看上面，先搞一個trash對象出來，然後執行moveToTrash方法，後邊一堆catch，不管了。這個trash咋工作的，下一篇再研究，看看跳過trash的操作：

    if (srcFs.delete(src, true)) {
      System.out.println("Deleted " + src);
    } else {
      throw new IOException("Delete failed " + src);
    }

分佈式文件系統實現這個抽象方法，由hdfs的客戶端發起rpc調用：

  public boolean delete(String src, boolean recursive) throws IOException {
    checkOpen();
    try {
      return namenode.delete(src, recursive);
    } catch(RemoteException re) {
      throw re.unwrapRemoteException(AccessControlException.class);
    }
  }

checkopen是檢查客戶端有木有被意外關閉，這個先不管，繼續看namenode怎麼執行刪除操作的。

  public boolean delete(String src, boolean recursive) throws IOException {
    if (stateChangeLog.isDebugEnabled()) {
      stateChangeLog.debug("*DIR* Namenode.delete: src=" + src
          + ", recursive=" + recursive);
    }
    boolean ret = namesystem.delete(src, recursive);
    if (ret) 
      myMetrics.incrNumDeleteFileOps();
    return ret;
  }

namenode還是交給自己的大管家FSNamesystem去具體操作：

    public boolean delete(String src, boolean recursive) throws IOException {
      if ((!recursive) && (!dir.isDirEmpty(src))) {
        throw new IOException(src + " is non empty");
      }
      boolean status = deleteInternal(src, true);
      getEditLog().logSync();
      if (status && auditLog.isInfoEnabled() && isExternalInvocation()) {
        logAuditEvent(UserGroupInformation.getCurrentUser(),
                      Server.getRemoteIp(),
                      "delete", src, null, null);
      }
      return status;
    }

看到沒有，調用deleteInternal方法繼續執行具體的刪除操作，刪完之後將edit更新，同時如果開啓了審計日誌，還要記錄這個刪除的操作。審計日誌是個好東西啊，查找所有的操作就靠它了，但是有些人不知道沒有打開過它或者揉到一般日誌裏，單獨拿出來比較好啊，扯遠了。注意啊，所有的操作記錄一定要在操作完成之後再記錄，前後順序不要顛倒，雖然正常情況下不會有差別，但是操作失敗了，還寫個屁啊。
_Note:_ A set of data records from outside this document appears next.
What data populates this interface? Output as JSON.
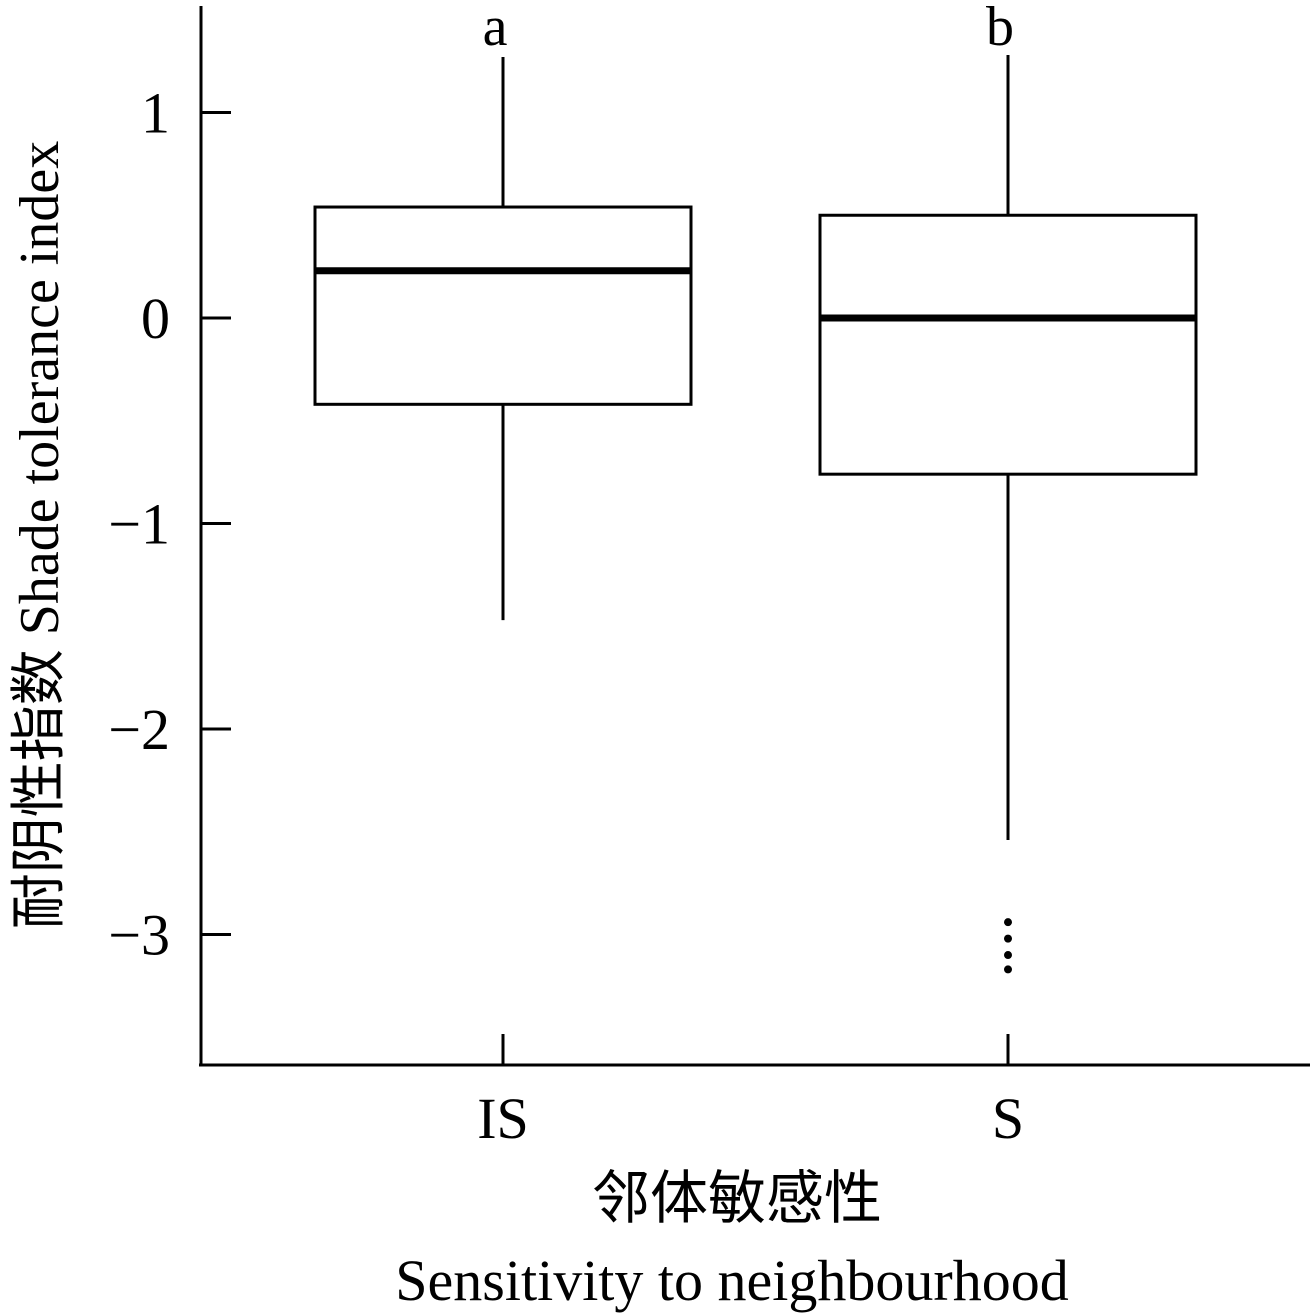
{
  "chart_data": {
    "type": "box",
    "ylabel": "耐阴性指数 Shade tolerance index",
    "xlabel_cn": "邻体敏感性",
    "xlabel_en": "Sensitivity to neighbourhood",
    "categories": [
      "IS",
      "S"
    ],
    "ylim": [
      -3.65,
      1.5
    ],
    "yticks": [
      1,
      0,
      -1,
      -2,
      -3
    ],
    "ytick_labels": [
      "1",
      "0",
      "−1",
      "−2",
      "−3"
    ],
    "series": [
      {
        "category": "IS",
        "significance": "a",
        "whisker_high": 1.27,
        "q3": 0.54,
        "median": 0.23,
        "q1": -0.42,
        "whisker_low": -1.47,
        "outliers": []
      },
      {
        "category": "S",
        "significance": "b",
        "whisker_high": 1.28,
        "q3": 0.5,
        "median": 0.0,
        "q1": -0.76,
        "whisker_low": -2.54,
        "outliers": [
          -2.94,
          -3.02,
          -3.1,
          -3.17
        ]
      }
    ],
    "grid": false,
    "legend": "none",
    "colors": {
      "line": "#000000",
      "box_fill": "#ffffff"
    }
  }
}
  synchronized boolean deleteInternal(String src, 
      boolean enforcePermission) throws IOException {
    if (NameNode.stateChangeLog.isDebugEnabled()) {
      NameNode.stateChangeLog.debug("DIR* NameSystem.delete: " + src);
    }
    if (isInSafeMode())
      throw new SafeModeException("Cannot delete " + src, safeMode);
    if (enforcePermission && isPermissionEnabled) {
      checkPermission(src, false, null, FsAction.WRITE, null, FsAction.ALL);
    }

    return dir.delete(src);
  }

看到沒有，safemode的時候是不能執行刪除操作的。
目錄文件這些玩意大管家是交給dir這個副手管理的，所以dir去刪

boolean delete(String src) {
    if (NameNode.stateChangeLog.isDebugEnabled()) {
      NameNode.stateChangeLog.debug("DIR* FSDirectory.delete: "+src);
    }
    waitForReady();這個是線程一致性安全性檢查
    long now = FSNamesystem.now();
    int filesRemoved = unprotectedDelete(src, now);
    if (filesRemoved <= 0) {
      return false;
    }
    incrDeletedFileCount(filesRemoved);
    fsImage.getEditLog().logDelete(src, now);
    return true;
  }

waitForReady是說dir這個東西準備好了，因爲很多操作要dir去幹，它通過一個ready標誌來標明它是否準備好了，還是它在忙乎。具體幹就是unprotectedDelete這個方法了
http://blog.csdn.net/tracymkgld/article/details/17553173解釋了getExistingPathINodes的原理。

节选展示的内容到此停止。